Laporan the Economist Intelligence Unit menunjukkan skor indeks demokrasi di Indonesia cenderung menurun di era pemerintahan Jokowi. Bahkan skor indeks demokrasi Indonesia sempat mencapai yang terendah dalam satu dekade terakhir yaitu di angka 6,3 pada 2020.
Indeks demokrasi Indonesia sempat mencapai yang tertinggi di tahun 2015 di angka 7,03 namun turun pada 2016 (6,97), dan turun lagi menjadi 6,3 di tahun 2017 dan 2018.
KSP: Angka kemiskinan turun
Deputi IV Kantor Staf Presiden (KSP), Juri Ardiantoro tidak merespons permintaan BenarNews untuk memberikan komentar terhadap laporan KontraS. Sementara Juru Bicara Wakil Presiden, Masduki Baidlowi, menolak berkomentar.
Sementara itu dalam pemaparan tiga tahun kinerja Jokowi- Ma'ruf, kepada wartawan di Istana Negara, Kepala KSP Moeldoko mengatakan angka kemiskinan menurun drastis di masa tiga tahun pemerintahan pasangan itu.
Ia merinci, per Maret 2022, angka kemiskinan turun 9,54 persen atau 26,16 juta orang dari sebelumnya 9,71 persen. Kemudian, per 21 September angka kemiskinan turun 3,79 persen dari sebelumnya 4 persen.
“Pertumbuhan ekonomi Indonesia masih cukup baik di angka 5,2 persen dengan inflasi 4,9 persen. Dibandingkan berbagai negara di dunia, Indonesia masih menempati posisi cukup baik.” kata Moeldoko.
“Komunikasi satu arah”
Peneliti Pusat Riset Politik Badan Riset dan Inovasi Nasional (BRIN), Wasisto Raharjo Jati, mengatakan demokrasi Indonesia mengalami penurunan karena partisipasi masyarakat terbatas.

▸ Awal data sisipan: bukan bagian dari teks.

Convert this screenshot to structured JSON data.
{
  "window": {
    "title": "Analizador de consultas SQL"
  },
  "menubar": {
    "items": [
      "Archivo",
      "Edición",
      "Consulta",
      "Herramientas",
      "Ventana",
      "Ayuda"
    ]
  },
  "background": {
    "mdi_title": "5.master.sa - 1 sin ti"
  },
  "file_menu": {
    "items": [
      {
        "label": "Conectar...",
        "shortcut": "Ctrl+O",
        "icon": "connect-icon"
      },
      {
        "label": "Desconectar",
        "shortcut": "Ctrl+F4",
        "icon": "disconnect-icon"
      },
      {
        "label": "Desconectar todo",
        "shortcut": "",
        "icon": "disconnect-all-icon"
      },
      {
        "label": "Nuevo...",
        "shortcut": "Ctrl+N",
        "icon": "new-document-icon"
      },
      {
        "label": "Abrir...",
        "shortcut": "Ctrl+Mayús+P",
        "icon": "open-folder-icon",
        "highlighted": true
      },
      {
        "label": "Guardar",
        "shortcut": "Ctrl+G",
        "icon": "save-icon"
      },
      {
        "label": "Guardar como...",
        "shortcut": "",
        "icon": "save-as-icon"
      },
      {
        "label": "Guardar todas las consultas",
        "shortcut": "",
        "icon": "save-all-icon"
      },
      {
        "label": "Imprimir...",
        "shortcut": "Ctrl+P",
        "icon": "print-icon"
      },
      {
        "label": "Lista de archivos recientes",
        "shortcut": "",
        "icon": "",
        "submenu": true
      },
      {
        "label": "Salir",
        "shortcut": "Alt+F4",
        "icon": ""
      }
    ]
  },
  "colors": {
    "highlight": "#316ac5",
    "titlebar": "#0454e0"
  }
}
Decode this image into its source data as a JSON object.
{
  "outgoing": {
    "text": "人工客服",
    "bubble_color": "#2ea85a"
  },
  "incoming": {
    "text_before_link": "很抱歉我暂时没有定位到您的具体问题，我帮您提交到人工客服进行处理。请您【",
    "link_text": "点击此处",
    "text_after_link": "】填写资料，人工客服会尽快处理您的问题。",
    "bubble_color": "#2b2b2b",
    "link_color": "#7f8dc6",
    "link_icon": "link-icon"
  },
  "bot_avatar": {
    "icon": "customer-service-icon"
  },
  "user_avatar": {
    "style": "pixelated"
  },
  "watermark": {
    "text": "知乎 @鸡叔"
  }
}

“Kebebasan tidak dibungkam habis-habisan sih, tapi karena pandemi tidak ada negosiasi antara negara dan masyarakat,” ujar Wasisto kepada BenarNews.
“Negara sebagai pengontrol masyarakat seperti komunikasi satu arah. Selama pandemi ini negara seolah melegitimasi diri apa yang dilakukan pemerintah sudah sesuai kebutuhan rakyat,” kata dia.
“Penyelesaian kejahatan kemanusiaan masa lalu belum terealisasi. Sisa dua tahun pemerintahan bagus jika fokus dalam hal ini karena pemerintah jarang menyentuh hal itu,” ujarnya.
Dosen Departemen Ilmu Politik Fakultas Ilmu Sosial dan Ilmu Politik Universitas Padjadjaran, Caroline Paskarina, menyebut penurunan kualitas demokrasi ini merupakan fenomena global.
“Ini berarti demokrasi elektoral melalui Pemilu tidak menjadi melahirkan pemimpin yang mampu mensejahterakan rakyat,” kata dia.
Menurut dia, pandemi juga turut berdampak pada demokrasi sehingga respons yang dilakukan adalah banyak pemerintahan suatu negara yang membatasi informasi. Disisi lain, kata dia hoaks menyebar secara luas, bahkan menjadi apa yang disebut infodemik.
“Upaya pemerintah untuk menangani banyak hoaks ini ternyata ditangani secara represif menggunakan berbagai pendekatan yang cenderung berdampak pada kebebasan sipil,” kata Caroline.